By Vikki Sherouse, Person-centred Counsellor/Psychotherapist
My name is Vikki, and I am an autistic therapist. I sought my diagnosis at the age of forty, and discovering this part of myself has shaped how I understand and approach the world. It informs my commitment to creating therapy spaces that are flexible, understanding, and neuro-affirming.
Navigating Relationships as an Autistic Person
Autistic people often experience relationships and communication differently from neurotypical people. How we connect, express ourselves, and process social interaction may not always align with societal expectations shaped around neurotypical norms.
This does not mean autistic people are less social, capable, or connected. As Hammond [1] puts it, “We are not asocial, we just socialise differently.” For me, this captures something simple but often missed: autistic experience is a difference, especially in how we relate to others.
The Double Empathy Problem
Damian Milton’s [2] concept of the “double empathy problem” illustrates this difference well. Rather than locating social difficulty solely within autistic people, Milton explains that miscommunication between autistic and non-autistic people is mutual. Yet the burden of adaptation is often disproportionately placed on autistic people.
Learning about this concept was a light-bulb moment in my journey toward self-acceptance. While understanding that miscommunication is mutual is validating, it doesn’t instantly make interactions easier or less exhausting. For much of my life, I carried social struggles as a reflection of my own flaws, believing I was always the problem and had to try harder to be like everyone else.

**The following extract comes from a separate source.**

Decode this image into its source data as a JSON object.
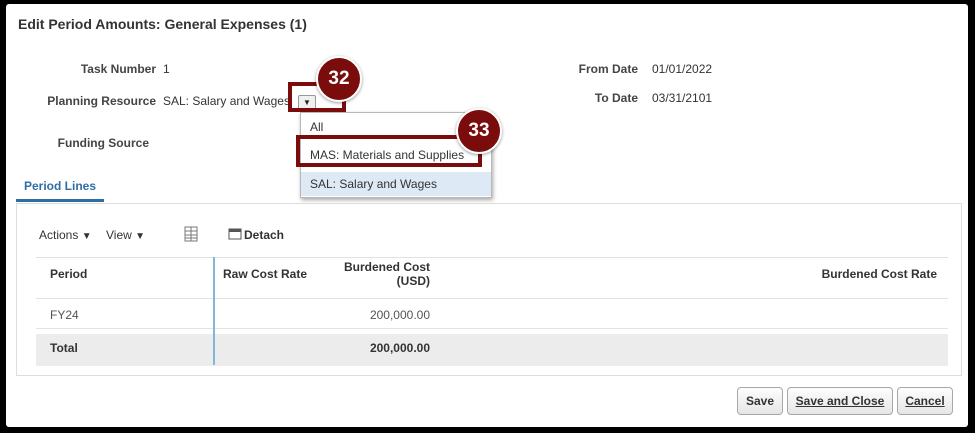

Understanding the double empathy problem didn’t change my self-view overnight, but it began to shift the narrative. It gave me permission to see communication as a two-way process, rather than something I was always “getting wrong.”
Exploring Possibilities in Relationships
This awareness sparked curiosity about what kinds of relationships feel authentic and supportive. I noticed patterns shaping my experience: becoming overstimulated in long conversations or larger groups, and one-to-one interactions sometimes feeling intense or stressful.
Observing these differences formed a small but significant part of helping me understand myself better and develop self-compassion. I began to attend to cues of overstimulation rather than forcing myself to endure, which had often come at a heavy cost, leaving me exhausted, vulnerable to meltdowns, or needing long periods of withdrawal to recover.
While understanding my own social patterns has been helpful, relational difficulties can be deeply complex. Intense loneliness, chronic isolation, masking, and pervasive misunderstanding are experienced by many autistic people and can have profound consequences for mental health. Loneliness is not only about the absence of others but about the absence of belonging, recognition, and acceptance [3].
Understanding Masking
Learning about “masking” was also pivotal and originally led me to seek a diagnosis. Masking involves consciously or unconsciously suppressing some natural traits and imitating neurotypical behaviours to fit in socially.
My first reaction was, “I do that all the time; it’s just what everyone does,” but I realised autistic masking is more sustained and demanding. It often involves hiding natural behaviours like stimming and monitoring neurotypical cues continuously.
This can come at a profound personal cost, contributing to exhaustion, anxiety, depression, and disconnection from one’s authentic self [4].
For me, understanding masking helped make sense of why social life often felt so draining and precarious. It allowed me to reconnect with behaviours I had long suppressed but recognised as healthy and natural ways of self-regulating. It also helped me establish clearer boundaries and begin to discover a greater sense of my authentic self.
Building a Positive Autistic Identity
Every autistic person’s journey is different, and the ways we process information and make sense of our experiences are unique. For many, autism is one part of a broader, rich sense of self rather than the defining feature.
Some people may find understanding their own autism central to how they navigate the world, while others may focus on other aspects of life and identity. Research indicates that developing a positive autism identity can enhance psychological well-being and reduce social anxiety [5]. This highlights the value of self-acceptance and community connection in fostering a fulfilling life.
Shaping Therapy Around Autistic Experience
Therapy is a form of relationship, grounded in communication and mutual understanding. A neuro-affirming approach recognises that there is no single “right” way to engage. Instead, therapy is shaped around each person’s individual ways of processing and expressing themselves, developed collaboratively with the therapist.
For some autistic people, this might include valuing structure, using clear and concrete questions, checking understanding, or allowing special interests to surface naturally as a way of communicating or inviting others into their world. For others, a more flexible, open-ended approach may feel supportive [6].
Emotional experience can also differ from neurotypical patterns, both in how and when emotions are registered, processed, and communicated [7]. Therapy can support this by meeting clients where they are; for example, exploring thoughts and patterns first, using visual or creative aids to help process emotions, or gradually tuning into bodily and emotional cues at a comfortable pace [6].
This approach respects each person’s existing emotional experience while creating space for reflection and self-understanding in ways that feel authentic and supportive of a positive autistic identity.
Therapy is not about changing who you are but about shaping a therapeutic relationship that works alongside you. It is about supporting growth, connection, and self-acceptance on your own terms.